В моей душе дрожат мечты несмелые,
Стыдливые, но страстные!
Ваша Л.
17. V.1949. Москва.
Ну вот, сумасшедшая Людмила, я пишу Вам, надеясь, что Вы уже вернулись из Вашей дипломатической поездки живой и невредимой, а главное — не посаженной на скамью подсудимых. Бросайте скорее Ваш малоприятный пост и переезжайте в это самое Хотьково, под Москву. Выгоды такого переселения не требуют комментариев. Вспомните, если сможете, Ваше последнее письмо, потому что я буду отвечать Вам по порядку написанного.
Деньги, посланные на приемник, необходимо, конечно, использовать на поездку в Москву. Таким образом, я надеюсь Вас увидеть в Москве и заодно в один из знойных июльских вечеров дать Вам возможность проявить свою «письменную прыть» в реальности и «зацеловать меня до смерти».
Я продолжал и продолжаю считать, что на протяжении нашего знакомства ВЫ исчезали, ВЫ уходили, ВЫ изменяли. Несомненно, что в периоды Вашего личного душевного наполнения Вы не нуждались во мне. Это, может быть, и естественно, но не для нашей дружбы, не для характера наших отношений. И дело вовсе не в том, что Вы меня однажды разыскивали. («Кто ищет, тот найдет!») Дело в том, что даже в последнее время, уже после переселения Вашего на Урал, Вы опять надолго пытались от меня улизнуть. И это я опять притянул Вас за уши, как провинившуюся школьницу.

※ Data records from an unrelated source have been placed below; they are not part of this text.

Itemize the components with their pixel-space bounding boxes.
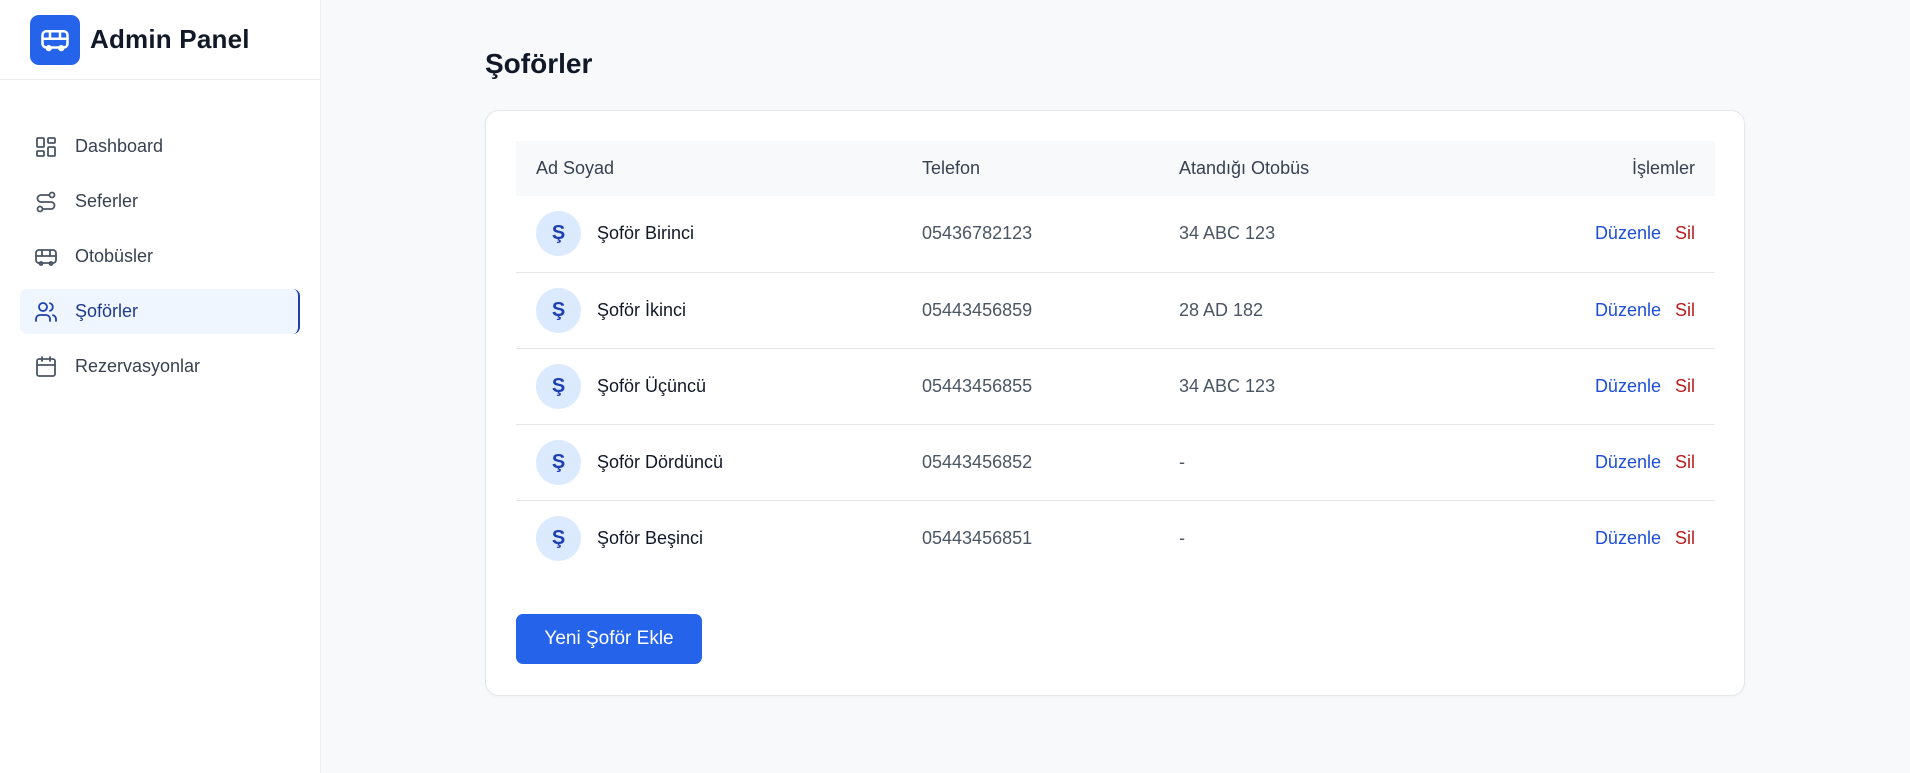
drivers-table: Ad Soyad Telefon Atandığı Otobüs İşlemle… (516, 141, 1715, 576)
table-header-row: Ad Soyad Telefon Atandığı Otobüs İşlemle… (516, 141, 1715, 196)
driver-phone: 05443456859 (922, 299, 1033, 320)
add-driver-button[interactable]: Yeni Şoför Ekle (516, 614, 702, 664)
delete-link[interactable]: Sil (1675, 223, 1695, 243)
table-row: Ş Şoför İkinci 05443456859 28 AD 182 Düz… (516, 272, 1715, 348)
route-icon (36, 191, 56, 212)
driver-name: Şoför Dördüncü (597, 451, 724, 472)
avatar: Ş (536, 439, 581, 485)
sidebar-item-otobusler[interactable]: Otobüsler (20, 234, 300, 279)
driver-name: Şoför Beşinci (597, 527, 704, 548)
driver-phone: 05443456851 (922, 527, 1033, 548)
dashboard-icon (36, 136, 56, 157)
table-row: Ş Şoför Dördüncü 05443456852 - Düzenle Si… (516, 424, 1715, 500)
column-header-name: Ad Soyad (536, 158, 615, 178)
driver-bus: 34 ABC 123 (1179, 223, 1276, 244)
page-title: Şoförler (485, 48, 593, 79)
driver-name: Şoför İkinci (597, 299, 687, 320)
edit-link[interactable]: Düzenle (1595, 223, 1661, 243)
column-header-phone: Telefon (922, 158, 981, 178)
delete-link[interactable]: Sil (1675, 300, 1695, 320)
delete-link[interactable]: Sil (1675, 376, 1695, 396)
calendar-icon (36, 355, 56, 377)
driver-bus: 34 ABC 123 (1179, 375, 1276, 396)
driver-bus: 28 AD 182 (1179, 299, 1264, 320)
main-content: Şoförler Ad Soyad Telefon Atandığı Otobü… (321, 0, 1910, 773)
bus-icon (30, 14, 80, 65)
drivers-card: Ad Soyad Telefon Atandığı Otobüs İşlemle… (485, 110, 1745, 696)
delete-link[interactable]: Sil (1675, 528, 1695, 548)
table-row: Ş Şoför Beşinci 05443456851 - Düzenle Sil (516, 500, 1715, 576)
brand-title: Admin Panel (90, 24, 250, 54)
avatar: Ş (536, 515, 581, 561)
sidebar-item-label: Seferler (75, 191, 139, 211)
users-icon (35, 301, 57, 322)
edit-link[interactable]: Düzenle (1595, 300, 1661, 320)
driver-bus: - (1179, 527, 1185, 548)
brand: Admin Panel (0, 0, 320, 80)
avatar: Ş (536, 287, 581, 333)
edit-link[interactable]: Düzenle (1595, 528, 1661, 548)
sidebar: Admin Panel Dashboard Seferler Otobüsler (0, 0, 321, 773)
avatar: Ş (536, 363, 581, 409)
sidebar-nav: Dashboard Seferler Otobüsler Şoförler Re… (0, 80, 320, 389)
column-header-actions: İşlemler (1631, 158, 1695, 178)
sidebar-item-seferler[interactable]: Seferler (20, 179, 300, 224)
driver-bus: - (1179, 451, 1185, 472)
sidebar-item-label: Dashboard (75, 136, 164, 156)
column-header-bus: Atandığı Otobüs (1179, 158, 1310, 178)
sidebar-item-label: Rezervasyonlar (75, 356, 201, 376)
sidebar-item-rezervasyonlar[interactable]: Rezervasyonlar (20, 344, 300, 389)
sidebar-item-dashboard[interactable]: Dashboard (20, 124, 300, 169)
driver-phone: 05436782123 (922, 223, 1033, 244)
driver-phone: 05443456855 (922, 375, 1033, 396)
bus-icon (35, 248, 57, 266)
table-row: Ş Şoför Birinci 05436782123 34 ABC 123 D… (516, 196, 1715, 272)
driver-phone: 05443456852 (922, 451, 1033, 472)
edit-link[interactable]: Düzenle (1595, 452, 1661, 472)
delete-link[interactable]: Sil (1675, 452, 1695, 472)
sidebar-item-soforler[interactable]: Şoförler (20, 289, 300, 334)
sidebar-item-label: Otobüsler (75, 246, 154, 266)
driver-name: Şoför Üçüncü (597, 375, 707, 396)
sidebar-item-label: Şoförler (75, 301, 139, 321)
edit-link[interactable]: Düzenle (1595, 376, 1661, 396)
table-row: Ş Şoför Üçüncü 05443456855 34 ABC 123 Dü… (516, 348, 1715, 424)
driver-name: Şoför Birinci (597, 223, 695, 244)
avatar: Ş (536, 211, 581, 257)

Я не знаю, красивы ли Вы по внешности. Я вглядывался в Ваши фоточерты и так и не понял, соответствуете ли Вы моему обычному вкусу как женщина. В то время как я виделся с Вами в Москве — передо мной была девочка, и я тогда не задумывался над своими, так сказать, физическими ощущениями. Мы прошли с Вами солидный «переписочный» стаж, и для меня вопросы Вашей красоты стоят в несколько ином разрезе. Я считаю, что Вы очень красивы, и я никогда не расстанусь с привычным для меня Вашим образом, ибо этот образ создан большим и содержательным процессом познавания самого важного и самого глубокого в человеке. Пусть это абстракция, нереальность, но какой бы Вы ни были в самом деле, Вы для меня будете такой, какой Вас никто не увидит, и не видел, и не видит. Потому-то я и пишу Вам «моя». И я совсем не принадлежу к тем странным мужчинам, о которых Вы пишете. И ничего странного в моих рассуждениях и ощущениях нет. По-моему, я Вам уже как-то писал, что, принадлежа другому, любя другого, Вы не должны, не можете убрать меня из того внутреннего, таинственного мира, который принадлежит только Вам и мне. Я никогда не откажусь от реальных чувств и реальных наваждений любой категории, если Вы их во мне зажжете. Но я не буду считать это какой бы то ни было изменой моим житейским нормам и привязанностям. Изменять — это значит отдавать другому то, что ему не принадлежит. Вы никогда не сможете со мной изменить Вашему мужу или возлюбленному. Ибо если Ваша супружеская или любовная преданность покроет Вас всю, с душой, с телом, с внутренним миром без остатка, тогда я вообще исчезну из Вашей жизни и никак не смогу быть объектом для измены. Но как бы ни была горяча Ваша любовь к мужчине, я до тех пор могу зажигать Ваши губы и сердце, Вашу мысль и чувства, пока я царствую в отведенном мне месте Вашего внутреннего мира и пока это место безраздельно принадлежит мне.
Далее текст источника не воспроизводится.